28 thoughts on “Miss Red Jacket Digs

  1. Good Lord! You have taken up a very large (and heavy) mantle. I applaud you for your willingness to dig deep into the festering wounds our society tries to keep bandaged and covered with make-up. Air it out, and drain the pus, love. You’re rocking it out (and, yes I think a book from you is needed).

    • I quite agree….I should not attempt writing when I’m sick.
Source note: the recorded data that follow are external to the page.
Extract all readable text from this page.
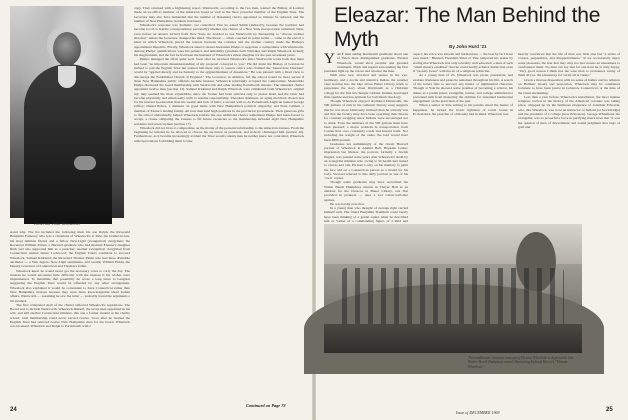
Governor John Wentworth

stand why. The list included the following men: his son Ralph, the Reverend Benjamin Pomeroy who was a classmate of Wheelock's at Yale, his brother-in-law, his most intimate friend, and a fellow New-Light (evangelical) clergyman; the Reverend William Patten, a Harvard graduate who had married Eleazar's daughter Ruth and also supported him as a preacher; another evangelical clergyman from Connecticut named James Lockwood; the English Trust's candidate to succeed Wheelock, Samuel Kirkland; the Reverend Thomas Pitkin who had three divinable attributes — a Yale degree, New-Light sentiments, and wealth; William Pitkin, the Deputy Governor of Connecticut and Thomas's father.

Wheelock knew he would never get the necessary votes to carry the day. The trustees he would encounter little difficulty with the trustees if his wishes were implemented. To maximize that possibility he wrote a long letter to Langdon suggesting the English Trust would be offended by any other arrangement. Wheelock also explained it would be convenient to have Connecticut rather than New Hampshire trustees because they were more knowledgeable about Indian affairs. Wentworth — assuming he saw the letter — probably found the arguments a bit strained.

The first completed draft of the charter reflected Wheelock's aspirations. The Board was to include Wentworth, Wheelock himself, the seven men appointed in his will, and still another Connecticut minister, this one a former student at the charity school; total membership could never exceed twelve. Soon after he learned the English Trust had selected twelve New Hampshire men for the board, Wheelock was incensed. Wheelock and Ralph to Portsmouth with a

copy. They returned with a frightening report. Wentworth, according to the two men, wanted the Bishop of London made an ex-officio member of the American board as well as the most powerful member of the English Trust. The Governor may also have demanded that the number of dissenting clerics appointed as trustees be reduced, and the number of New Hampshire residents increased.

Wheelock's response was dramatic, yet controlled. Fire he asked Smith (indirectly, because the barrister had become too ill to handle correspondence personally) whether any chance of a New York incorporation remained. Next, even before an answer arrived from New York, he decided to test Wentworth by threatening to "choose another situation" unless the Governor changed his mind. The threat — albeit couched in polite terms — came at the end of a letter in which Wheelock placed the tension between the colonies and the mother country made the Bishop's appointment impolitic. Finally, Wheelock asked Colonel Alexander Phelps to negotiate a compromise with Wentworth. Among Phelps' qualifications were his patience and amiability (qualities both Whitaker and Ralph Wheelock lacked); his Anglicanism, and the fact he had been the husband of Wheelock's eldest daughter for the past seventeen years.

Phelps managed the affair quite well. Soon after he received Wheelock's letter Wentworth wrote back that there had been "an important misunderstanding of my proposal conveyed to you." He did insist the Bishop of London be invited to join the English Trust but wanted him there only to answer critics who claimed the "benevolent Charities" would be "applied merely and exclusively to the aggrandizement of dissenters." He was pleased with a fixed view to discourage the Established Church of England." The Governor, in addition, felt the school would be more secure if three New Hampshire public officials became trustees. Wheelock reluctantly accepted the compromise. Meanwhile Phelps discussed the board membership with Wentworth and other leading Portsmouth citizens. The amended charter appointed twelve men (section 13). Samuel Kirkland and Ralph Wheelock were eliminated from Wheelock's original list; they seemed the most expendable, since the former had been selected only to please Keen and the latter had become physically and emotionally unfit to assume responsibility. Theodore Atkinson, an aging merchant chosen less for his interest in education than his wealth and lack of heirs; a second well-to-do Portsmouth Anglican named George Jaffrey; Daniel Peirce, a diameter on good terms with New Hampshire's political oligarchy; and Peter Gilman, a member of Exeter's leading family. All four men held high positions in the provincial government. Their generous gifts to the school undoubtedly helped Wheelock tolerate the one additional charter adjustment Phelps had been forced to accept, a clause obligating the trustees to fill future vacancies so the membership included eight New Hampshire residents and seven laymen (section 17).

Wheelock did not have to compromise on the matter of the personal relationship to the American trustees. From the beginning he insisted he be allowed to choose his successor as president, and nobody challenged him (section 20). Furthermore, as it became increasingly evident the Trust would contain men he neither knew nor controlled, Wheelock added provisions forbidding them to take

Continued on Page 73
24
Eleazar: The Man Behind the Myth	By John Hurd '21

YALE men asking Dartmouth graduates about one of Yale's most distinguished graduates, Eleazar Wheelock, would elicit peculiar and guarded comments. Myth and legend surrounding the first president light up the colour and obscure the man.

With pine tree, elevated and serene in his eye-testimony, and a docile and attentive Indian, the weather vane soaring into the blue above Baker Library tends to perpetuate the story about Dartmouth as a Christian college for the first few hunger robbins. Indians developed little sparkle and less aptitude for Calvinistic theology.

Though Wheelock enjoyed abolished Dartmouth, the 500 gallons of rum in his romantic literary song suggests that he was more fabulously inclined than he actually was and that the faculty may have been operating their threats for constant swigging since Indians were encouraged not to drink. Even the numbers of the 500 gallons must have been guessed; a major problem in transportation from Connecticut over constantly roads and hazard trails. Not including the weight of the casks, the load would have been 4800 pounds.

Graduates not unthinkingly of the Jewett Howard portrait of Wheelock in Alumni Hall, Hopkins Center, impression but lifeless, the portrait, formally a Jewish fingure, was painted some years after Wheelock's death by an evangelist minister who owing to ill health had turned to canvas and oils. He had to rely on his memory to paint the face and on a Connecticut person as a model for his body. Steward referred to this daily portrait as one of his "own" copies.

Though some graduates may have welcomed the Walter Beach Humphrey murals in Thayer Hall as an antidote for the Orozcos in Baker Library, one that provided in pioneers — ones a lost colour-well-met squires.

He was hardly ever that.

In a young man who thought of average right carried himself well. His friend Benjamin Trumbull could barely have been thinking of a genial squire when he described him as "rather of a commanding figure, of a mild and

aspect; his voice was smooth and harmonious — the best by far I have ever heard." Blessed, President Stiles of Yale tempered his praise by stating that Wheelock was only tolerably well educated, a man of such "small literary erudition" that he could hardly achieve distinction even if "piously sweet" with the air of a religious politician.

As a young man of 23, Wheelock was pious, passionate, and zealous. Rudeness and pious he remained throughout his life. A search of his letters fails to uncover any humor or lighthearted character. Though at Yale he showed some promise of becoming a scholar, his duties as a parish priest, evangelist, farmer, and college administrator prevented him from mastering the abilities for sustained intellectual engagement on the great men of the past.

When a senior at Yale writing to his parents about the matter of happiness, he lacked the ironic lightness of touch found in Ecclesiastes, the preacher of obviously had in mind. Wheelock was

heavily convinced that the life of man was little else but "a series of crosses, perplexities, and disappointments." If we occasionally enjoy some pleasures, the fear that they may not last creates an uneasiness to overbalance them. No man can say that for one hour he is truly happy. "Very good reason I think has the wise man to pronounce vanity of them all (i.e. the pleasures), for verily all is vanity."

Given a morose disposition with no sense of humor and no reliance on Hellenic beauty and proportion, Wheelock may be considered fortunate to have been pastor in Lebanon, Connecticut, at the time of the Great Awakening.

Less than a year before, Wheelock's installation, the most intense religious revival in the history of the American colonies was taking place, whipped up by the luminous eloquence of Jonathan Edwards, who, like Wheelock, was to be an instructor of Indians (at Stockbridge) and the president of a college (now Princeton). George Whitefield, the evangelist, was so powerful a force in purifying men's lives that "it was the opinion of men of discernment and sound judgment that bags of gold and

The traditional, romantic concept of Eleazar Wheelock is depicted in this Walter Beach Humphrey mural illustrating Richard Hovey's "Eleazar Wheelock."
Issue of DECEMBER 1969	25
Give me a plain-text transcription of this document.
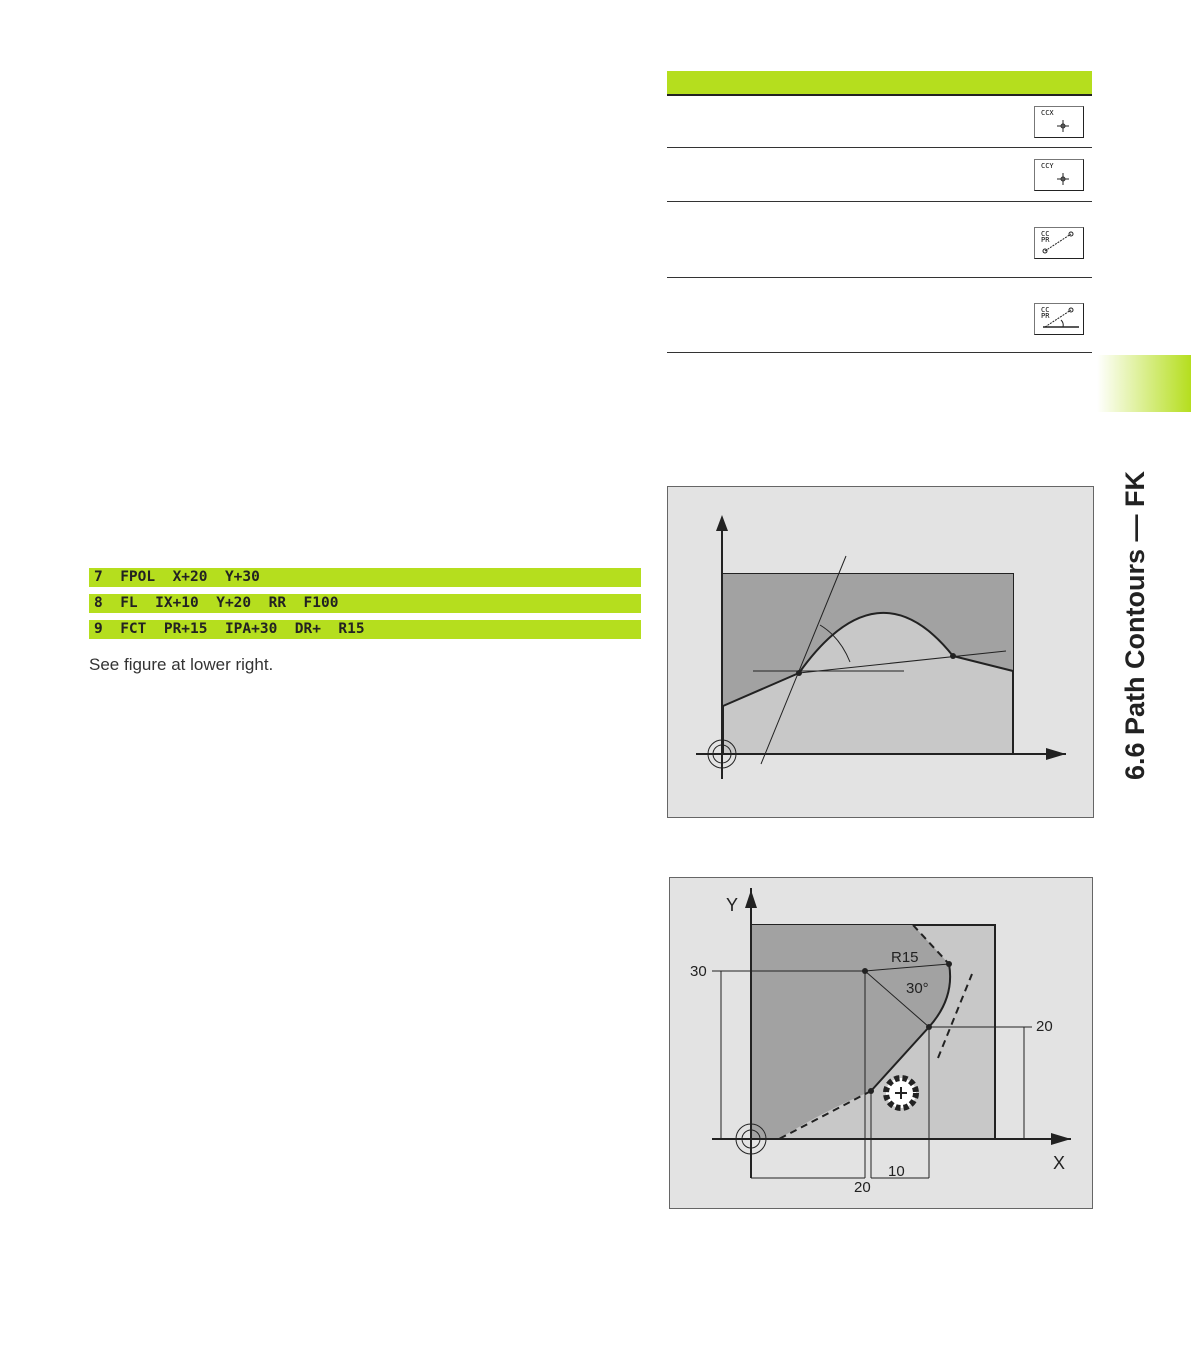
CCX
CCY
CC PR
CC PR
7  FPOL  X+20  Y+30
8  FL  IX+10  Y+20  RR  F100
9  FCT  PR+15  IPA+30  DR+  R15
See figure at lower right.
Y
X
30
20
20
10
R15
30°
6.6 Path Contours — FK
My brain will not latch on to the words and the story….bleh..I’ll fix later! I thank you for your criticism my friend! Very helpful!

    • Agreed on the last line. Other than that one flaw, I adore this poem! The rhythm, especially at the beginning, just drew me in and wouldn’t let go (much like the subject matter)

  2. It’s an interesting one isn’t it… Hmmmm. I personally don’t have an issue with the ending. The “rock” is a solid image, literally and metaphorically… it carries a potentially fatal violence and/or finality that felt appropriate to finish such a narrative of horror and suffering. A rock can cave in a skull after all… Or is that a whole other poem? 😉

  3. Not sure whether addiction causes self-loathing, or if self-loathing leads to addiction, but the two usually go hand-in-hand. Thanks for digging deep sharing your poetry.

  4. You poetry is so dark, sounds like an abused person or a needle junky, which is about the same thing. I hope you’ve learned that destroying yourself never gets you anything that you want. I had to learn that the hard way, and almost lost my life in the study. Now, the years go by and I don’t take drugs at all anymore. I haven’t even had a beer in a long time, either. My life goes on in a much healthier vein now.